BWA-MEM2 requires a larger reference genome index file. Take hs38DH as an example, it takes up to 30.27GiB storage space in gzipped tarball (tar.gz) format. This is almost one order of magnitude bigger than the same genome index for BWA-MEM (3.32GiB). In some settings for the cloud computing environment, this can cause additional runtime overhead to set up the alignment environment, such as moving the genome index to the instance and extracting the tarball. We also ran into cases while a sample requires more than the memory limit of the c5d.9xlarge instance’s memory capacity (72GiB) and ran out of memory. During our discussion with the Intel team via Github, we learned that we could lower the threads in use with the cost of slower mapping. We look forward to possible future BWA-MEM2 updates to reduce the memory footprints for certain scenarios.

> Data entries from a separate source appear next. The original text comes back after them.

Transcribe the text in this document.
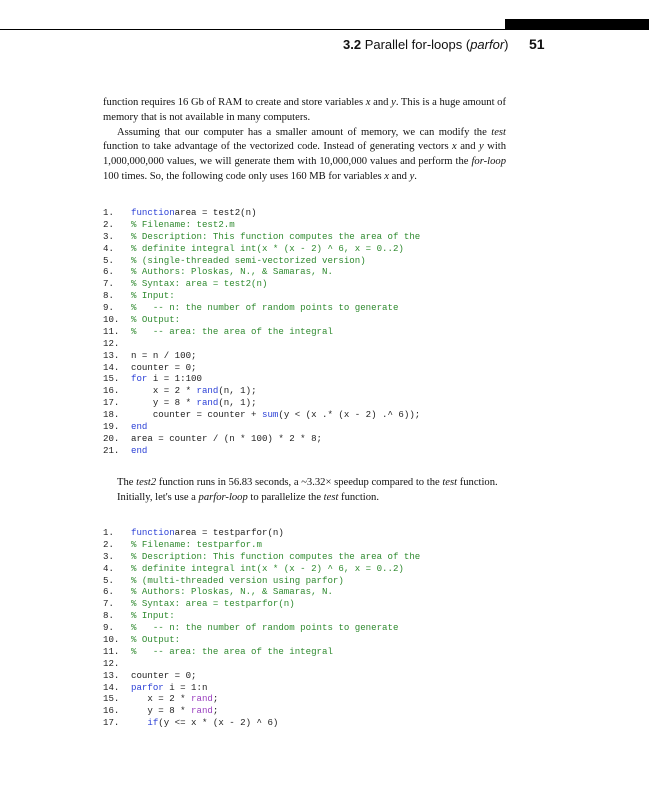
3.2 Parallel for-loops (parfor) 51

function requires 16 Gb of RAM to create and store variables x and y. This is a huge amount of memory that is not available in many computers.

Assuming that our computer has a smaller amount of memory, we can modify the test function to take advantage of the vectorized code. Instead of generating vectors x and y with 1,000,000,000 values, we will generate them with 10,000,000 values and perform the for-loop 100 times. So, the following code only uses 160 MB for variables x and y.

1. functionarea = test2(n)
2. % Filename: test2.m
3. % Description: This function computes the area of the
4. % definite integral int(x * (x - 2) ^ 6, x = 0..2)
5. % (single-threaded semi-vectorized version)
6. % Authors: Ploskas, N., & Samaras, N.
7. % Syntax: area = test2(n)
8. % Input:
9. %   -- n: the number of random points to generate
10. % Output:
11. %   -- area: the area of the integral
12.
13. n = n / 100;
14. counter = 0;
15. for i = 1:100
16.    x = 2 * rand(n, 1);
17.    y = 8 * rand(n, 1);
18.    counter = counter + sum(y < (x .* (x - 2) .^ 6));
19. end
20. area = counter / (n * 100) * 2 * 8;
21. end

The test2 function runs in 56.83 seconds, a ~3.32× speedup compared to the test function.

Initially, let's use a parfor-loop to parallelize the test function.

1. functionarea = testparfor(n)
2. % Filename: testparfor.m
3. % Description: This function computes the area of the
4. % definite integral int(x * (x - 2) ^ 6, x = 0..2)
5. % (multi-threaded version using parfor)
6. % Authors: Ploskas, N., & Samaras, N.
7. % Syntax: area = testparfor(n)
8. % Input:
9. %   -- n: the number of random points to generate
10. % Output:
11. %   -- area: the area of the integral
12.
13. counter = 0;
14. parfor i = 1:n
15.   x = 2 * rand;
16.   y = 8 * rand;
17.	if(y <= x * (x - 2) ^ 6)
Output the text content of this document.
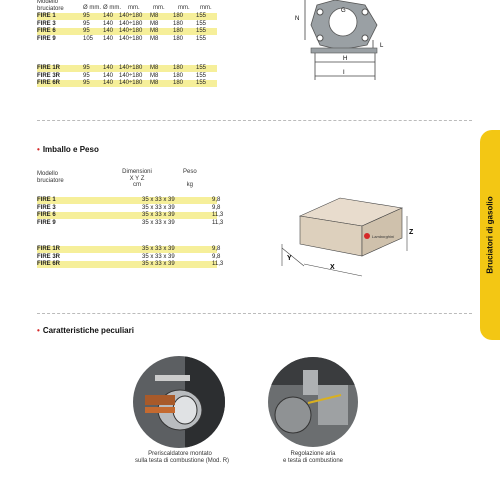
Modello
bruciatore	Ø mm. Ø mm. mm. mm. mm. mm.
FIRE 1	95 140 140÷180 M8 180 155
FIRE 3	95 140 140÷180 M8 180 155
FIRE 6	95 140 140÷180 M8 180 155
FIRE 9	105 140 140÷180 M8 180 155
FIRE 1R	95 140 140÷180 M8 180 155
FIRE 3R	95 140 140÷180 M8 180 155
FIRE 6R	95 140 140÷180 M8 180 155
N
G
H
L
I
• Imballo e Peso
Modello
bruciatore
Dimensioni
X Y Z
cm
Peso
kg
FIRE 1	35 x 33 x 39	9,8
FIRE 3	35 x 33 x 39	9,8
FIRE 6	35 x 33 x 39	11,3
FIRE 9	35 x 33 x 39	11,3
FIRE 1R	35 x 33 x 39	9,8
FIRE 3R	35 x 33 x 39	9,8
FIRE 6R	35 x 33 x 39	11,3
Lamborghini
Y
X
Z
• Caratteristiche peculiari
Preriscaldatore montato
sulla testa di combustione (Mod. R)
Regolazione aria
e testa di combustione
Bruciatori di gasolio
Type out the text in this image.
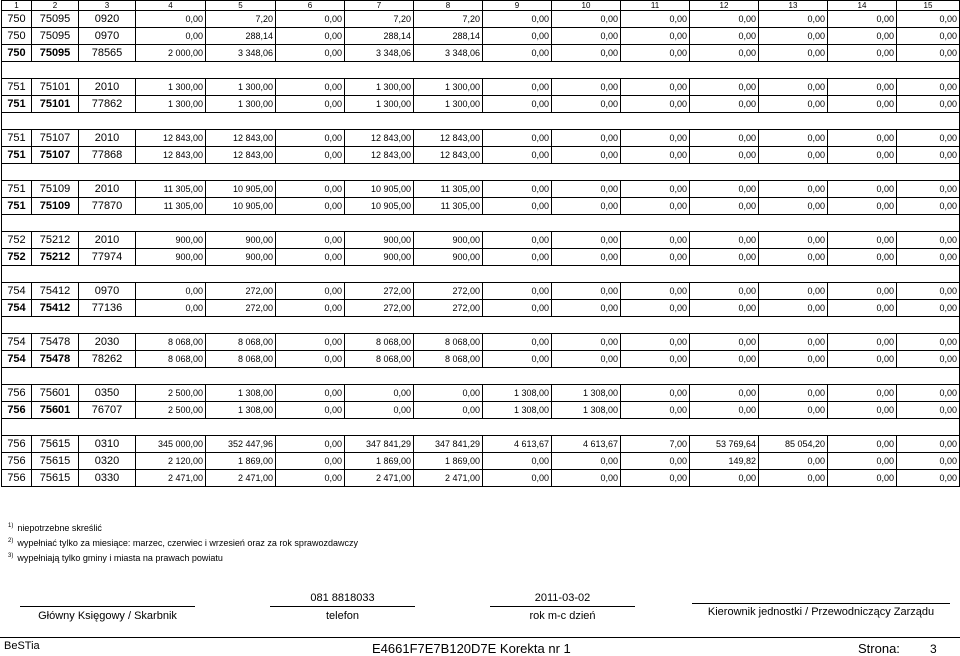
1	2	3	4	5	6	7	8	9	10	11	12	13	14	15
750	75095	0920	0,00	7,20	0,00	7,20	7,20	0,00	0,00	0,00	0,00	0,00	0,00	0,00
750	75095	0970	0,00	288,14	0,00	288,14	288,14	0,00	0,00	0,00	0,00	0,00	0,00	0,00
750	75095	78565	2 000,00	3 348,06	0,00	3 348,06	3 348,06	0,00	0,00	0,00	0,00	0,00	0,00	0,00

751	75101	2010	1 300,00	1 300,00	0,00	1 300,00	1 300,00	0,00	0,00	0,00	0,00	0,00	0,00	0,00
751	75101	77862	1 300,00	1 300,00	0,00	1 300,00	1 300,00	0,00	0,00	0,00	0,00	0,00	0,00	0,00

751	75107	2010	12 843,00	12 843,00	0,00	12 843,00	12 843,00	0,00	0,00	0,00	0,00	0,00	0,00	0,00
751	75107	77868	12 843,00	12 843,00	0,00	12 843,00	12 843,00	0,00	0,00	0,00	0,00	0,00	0,00	0,00

751	75109	2010	11 305,00	10 905,00	0,00	10 905,00	11 305,00	0,00	0,00	0,00	0,00	0,00	0,00	0,00
751	75109	77870	11 305,00	10 905,00	0,00	10 905,00	11 305,00	0,00	0,00	0,00	0,00	0,00	0,00	0,00

752	75212	2010	900,00	900,00	0,00	900,00	900,00	0,00	0,00	0,00	0,00	0,00	0,00	0,00
752	75212	77974	900,00	900,00	0,00	900,00	900,00	0,00	0,00	0,00	0,00	0,00	0,00	0,00

754	75412	0970	0,00	272,00	0,00	272,00	272,00	0,00	0,00	0,00	0,00	0,00	0,00	0,00
754	75412	77136	0,00	272,00	0,00	272,00	272,00	0,00	0,00	0,00	0,00	0,00	0,00	0,00

754	75478	2030	8 068,00	8 068,00	0,00	8 068,00	8 068,00	0,00	0,00	0,00	0,00	0,00	0,00	0,00
754	75478	78262	8 068,00	8 068,00	0,00	8 068,00	8 068,00	0,00	0,00	0,00	0,00	0,00	0,00	0,00

756	75601	0350	2 500,00	1 308,00	0,00	0,00	0,00	1 308,00	1 308,00	0,00	0,00	0,00	0,00	0,00
756	75601	76707	2 500,00	1 308,00	0,00	0,00	0,00	1 308,00	1 308,00	0,00	0,00	0,00	0,00	0,00

756	75615	0310	345 000,00	352 447,96	0,00	347 841,29	347 841,29	4 613,67	4 613,67	7,00	53 769,64	85 054,20	0,00	0,00
756	75615	0320	2 120,00	1 869,00	0,00	1 869,00	1 869,00	0,00	0,00	0,00	149,82	0,00	0,00	0,00
756	75615	0330	2 471,00	2 471,00	0,00	2 471,00	2 471,00	0,00	0,00	0,00	0,00	0,00	0,00	0,00
$^{1)}$ niepotrzebne skreślić
$^{2)}$ wypełniać tylko za miesiące: marzec, czerwiec i wrzesień oraz za rok sprawozdawczy
$^{3)}$ wypełniają tylko gminy i miasta na prawach powiatu
Główny Księgowy / Skarbnik
081 8818033
telefon
2011-03-02
rok m-c dzień	Kierownik jednostki / Przewodniczący Zarządu
BeSTia	E4661F7E7B120D7E Korekta nr 1	Strona:	3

Should you upgrade? BWA-MEM2 shows significant advancement with its 2X speedup, compatible I/O interface to BWA-MEM, seamless support for different chip instructions, and equivalent mapping results as BWA-MEM. While it is provided as “not recommended for production uses at the moment” by the Intel team, we expect to see these short-read alignment upgrades to BWA-MEM2 in the foreseeable future.

Acknowledgements

We’d like to thank Heng Li for his valuable feedback of the BWA-MEM and BWA-MEM2 comparison work and insights about reference genome builds. In addition, we’d like to thank Brett Hannigan (@gildor) for the initial design and discussion of this work.

References

[1] M. Vasimuddin, S. Misra, H. Li and S. Aluru, “Efficient Architecture-Aware Acceleration of BWA-MEM for Multicore Systems,” 2019 IEEE International Parallel and Distributed Processing Symposium (IPDPS), Rio de Janeiro, Brazil, 2019, pp. 314-324.